人間そう長いこと寝ずに活動なんて出来るはずがない。
彼は内心、そう思っていた。
だからあえて、マルコは彼女に文句を言ったりすることはしない。
「俺は仕事に戻るよぃ」
『ふあぁぁ…
私も稽古してく…』
「——っと…」
昼食を食べ終えた二人は大した食休みもせず、早々に食堂を出た。
あの居心地の悪い空間から抜け出したくて。
甲板でマルコは自室へ、ララはビスタのいる稽古場に向かおうと足を踏み出そうとした。
だが、それは叶わない。
睡魔に襲われた彼女の足元がふらつき、転びそうになる。
当然それはマルコによって、その身を受け止められた。
『あ…』
「平気かよぃ?」
『ごめん…』
「今日は稽古、やめとけよぃ。んな状態じゃ、ろくな稽古出来ねェだろ」
『…ん…』
「………一人で部屋行けるかぃ?」
『へい……き…』
空腹が満たされてさらに睡魔に襲われたのだろう。
今にも目が閉じそうな程とろん、とした目をしている。
「そうは見えねェよぃ」
そう言ってマルコはため息混じりにララの身体を横抱きにして、抱き上げた。
彼女の膝裏と背中に腕を回して。
所謂、お姫様抱っこというやつだ。
クルー達の揶揄う野次の声を他所に彼は甲板を後にする。
その場には白ひげもおり、二人の姿を嬉しそうに目を細めていた。
『ありがと…』
「悪かったねぃ。無理、させちまったみてェで…」
『いいの。嬉しいかったから。
マルコのお手伝い出来て…』
『そうかぃ』
ふにゃり、とマルコの腕の中で気の抜けた笑みをララは浮かべた。
彼は昨夜、彼女に簡単な仕事だけを任せるつもりだった。
だが、マルコの側でその仕事ぶりを幼い頃から見てきたララは軽く教えただけで全てを理解してしまう。

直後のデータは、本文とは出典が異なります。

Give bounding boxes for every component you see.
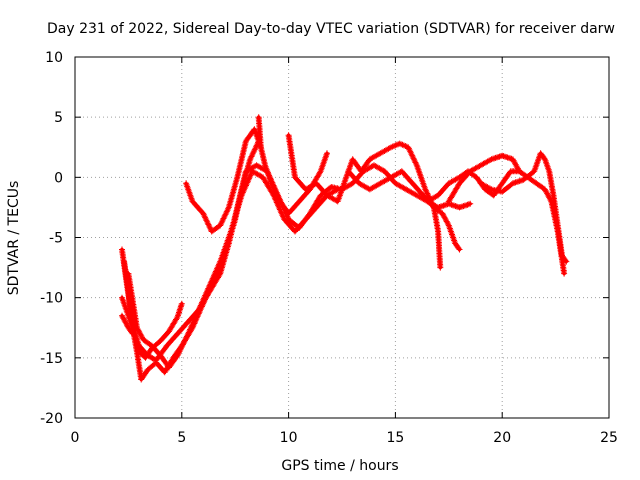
y-tick-label: -15 (40, 351, 63, 367)
y-tick-label: -20 (40, 411, 63, 427)
y-tick-label: -10 (40, 291, 63, 307)
y-tick-label: 0 (54, 170, 63, 186)
y-axis-label: SDTVAR / TECUs (6, 181, 22, 296)
series-markers (183, 126, 264, 235)
series-markers (121, 138, 262, 383)
series-trace-5 (183, 126, 264, 235)
series-trace-13 (119, 312, 136, 337)
series-trace-3 (125, 162, 410, 371)
series-markers (119, 168, 341, 364)
series-line (286, 133, 462, 252)
series-markers (477, 150, 570, 265)
x-tick-label: 25 (600, 430, 618, 446)
series-markers (125, 162, 410, 371)
series-trace-8 (345, 168, 444, 271)
chart-title: Day 231 of 2022, Sidereal Day-to-day VTE… (47, 21, 615, 37)
x-tick-label: 5 (177, 430, 186, 446)
series-markers (345, 168, 444, 271)
series-trace-4 (119, 168, 341, 364)
series-line (479, 151, 569, 264)
series-markers (285, 132, 463, 253)
series-markers (119, 312, 136, 337)
series-trace-7 (285, 132, 463, 253)
series-trace-2 (121, 138, 262, 383)
x-tick-label: 20 (493, 430, 511, 446)
y-tick-label: -5 (49, 231, 63, 247)
x-tick-label: 10 (280, 430, 298, 446)
y-tick-label: 10 (45, 50, 63, 66)
data-traces (119, 114, 570, 383)
axis-ticks: 0 5 10 15 20 25 -20 -15 -10 -5 0 5 10 (40, 50, 618, 446)
x-axis-label: GPS time / hours (281, 458, 398, 474)
series-trace-12 (477, 150, 570, 265)
series-markers (445, 152, 523, 205)
series-trace-11 (445, 152, 523, 205)
series-line (126, 163, 408, 370)
x-tick-label: 15 (386, 430, 404, 446)
y-tick-label: 5 (54, 110, 63, 126)
x-tick-label: 0 (71, 430, 80, 446)
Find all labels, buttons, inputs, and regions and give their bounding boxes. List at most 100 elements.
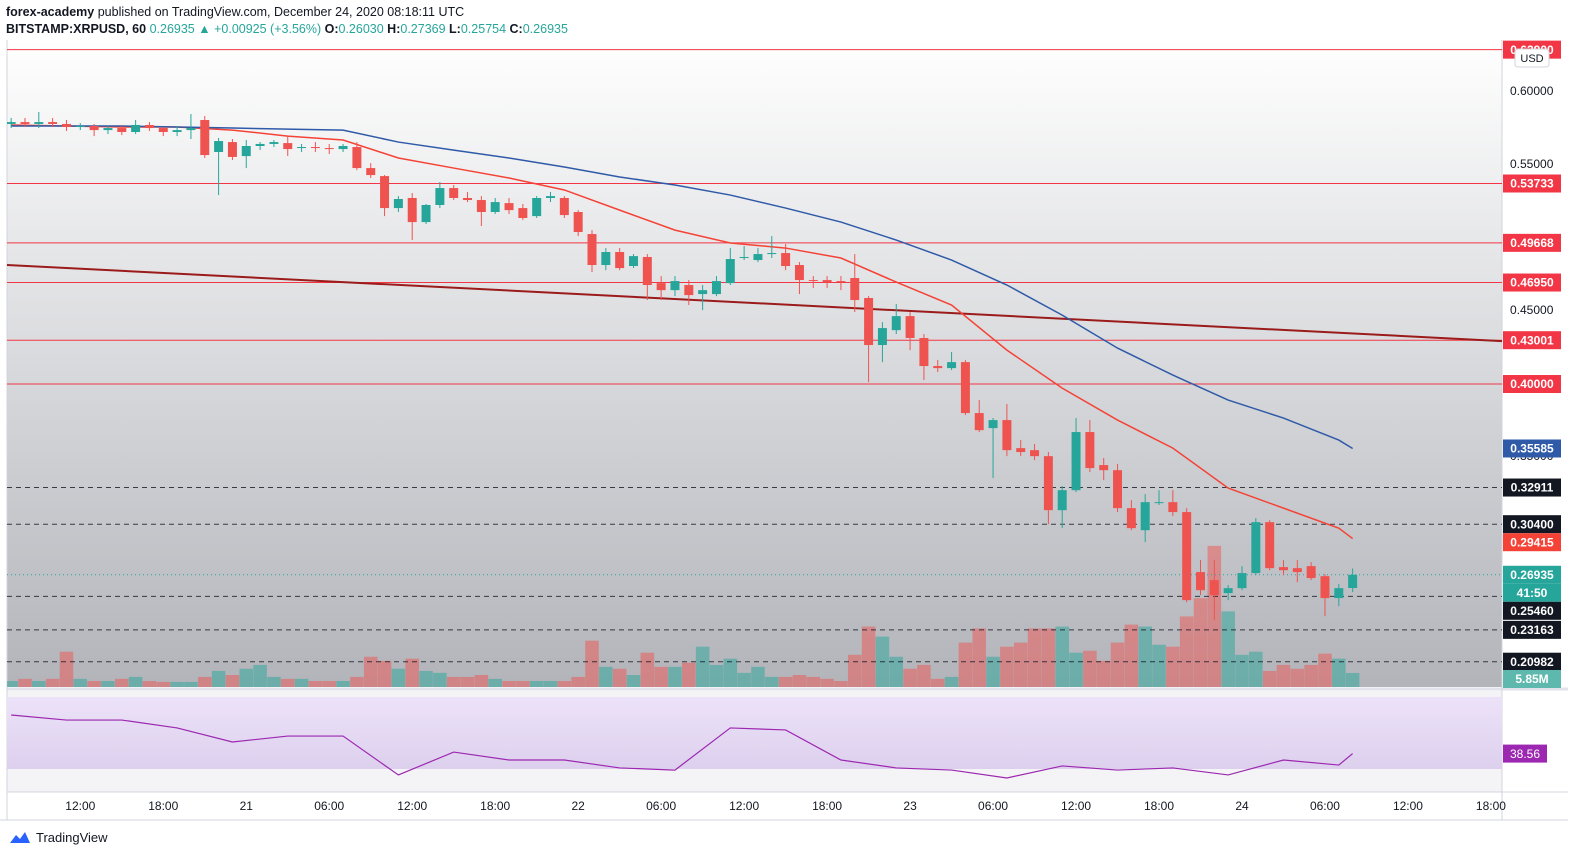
candle-body [1237,573,1247,589]
candle-body [117,128,127,132]
candle-body [684,285,694,296]
volume-bar [1332,658,1346,687]
h: 0.27369 [400,22,446,36]
volume-bar [820,678,834,687]
volume-bar [792,675,807,687]
candle-body [933,366,943,369]
volume-bar [806,676,821,687]
candle-body [241,146,251,157]
volume-bar [32,681,46,687]
volume-bar [1290,668,1305,687]
candle-body [34,122,44,124]
o: 0.26030 [338,22,384,36]
countdown-label: 41:50 [1517,586,1548,600]
x-tick-label: 23 [903,799,917,813]
header-line: forex-academy published on TradingView.c… [6,4,568,21]
x-tick-label: 12:00 [397,799,427,813]
volume-bar [682,662,696,687]
level-label-bg [1503,233,1561,252]
candle-body [20,122,30,124]
volume-bar [557,681,572,687]
volume-bar [225,675,240,687]
price: 0.26935 [149,22,195,36]
candle-body [1140,502,1150,531]
candle-body [711,281,721,295]
volume-bar [7,681,18,687]
x-tick-label: 18:00 [148,799,178,813]
volume-bar [543,681,558,687]
candle-body [656,283,666,291]
candle-body [1320,576,1330,599]
level-label: 0.46950 [1510,276,1554,290]
candle-body [1043,456,1053,511]
volume-bar [18,678,32,687]
volume-bar [419,670,433,687]
x-tick-label: 12:00 [1393,799,1423,813]
volume-bar [1013,642,1028,687]
volume-bar [1166,646,1180,687]
volume-bar [1193,598,1208,687]
volume-bar [350,676,364,687]
x-tick-label: 18:00 [1476,799,1506,813]
volume-bar [1124,624,1139,687]
volume-bar [917,664,931,687]
countdown-label-bg [1503,583,1561,602]
candle-body [559,197,569,216]
x-tick-label: 18:00 [480,799,510,813]
candle-body [214,141,224,152]
moving-average [11,125,1354,450]
level-label: 0.25460 [1510,604,1554,618]
l: 0.25754 [460,22,507,36]
volume-bar [765,676,779,687]
candle-body [366,168,376,176]
volume-bar [861,626,876,687]
level-label: 0.43001 [1510,333,1554,347]
volume-bar [1304,664,1318,687]
level-label-bg [1503,375,1561,394]
volume-bar [239,668,254,687]
candle-body [131,124,141,132]
volume-bar [778,676,793,687]
rsi-label-bg [1503,744,1547,763]
x-tick-label: 21 [240,799,254,813]
candle-body [1278,567,1288,571]
volume-bar [170,681,184,687]
level-label: 0.30400 [1510,517,1554,531]
price-pane [7,40,1502,687]
volume-bar [73,678,88,687]
candle-body [947,362,957,369]
volume-bar [267,676,281,687]
candle-body [227,142,237,157]
volume-bar [1110,642,1125,687]
y-tick-label: 0.45000 [1510,303,1554,317]
rsi-band [7,697,1502,769]
candle-body [421,204,431,223]
candle-body [1057,490,1067,511]
footer: TradingView [8,829,108,845]
volume-bar [1055,626,1069,687]
x-tick-label: 12:00 [1061,799,1091,813]
volume-bar [197,676,212,687]
x-tick-label: 24 [1235,799,1249,813]
volume-bar [612,668,627,687]
volume-bar [1276,664,1291,687]
volume-bar [1000,646,1014,687]
candle-body [1099,465,1109,471]
candle-body [1016,448,1026,453]
volume-bar [626,675,641,687]
volume-bar [668,666,682,687]
candle-body [532,197,542,217]
candle-body [864,298,874,346]
volume-bar [1262,670,1277,687]
o-label: O: [324,22,339,36]
volume-bar [903,668,917,687]
candle-body [407,197,417,223]
x-tick-label: 06:00 [314,799,344,813]
candle-body [103,128,113,131]
volume-bar [1318,653,1332,687]
currency-badge [1514,48,1550,68]
moving-average [11,124,1354,540]
candle-body [670,281,680,291]
symbol: BITSTAMP:XRPUSD, 60 [6,22,147,36]
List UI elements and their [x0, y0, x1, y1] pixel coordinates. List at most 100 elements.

普段の彼女を見ていると忘れるが、彼はララが賢い子だというのをその時思い出した。
頭を使う書類仕事を苦手とする隊長格の男達より器用に仕事をこなしてくれた。
だからだろう。
つい、ララに仕事を任せてしまった。
朝方になるまでずっと。
腕の中で身を預けるララを見るとマルコはそれを後悔した。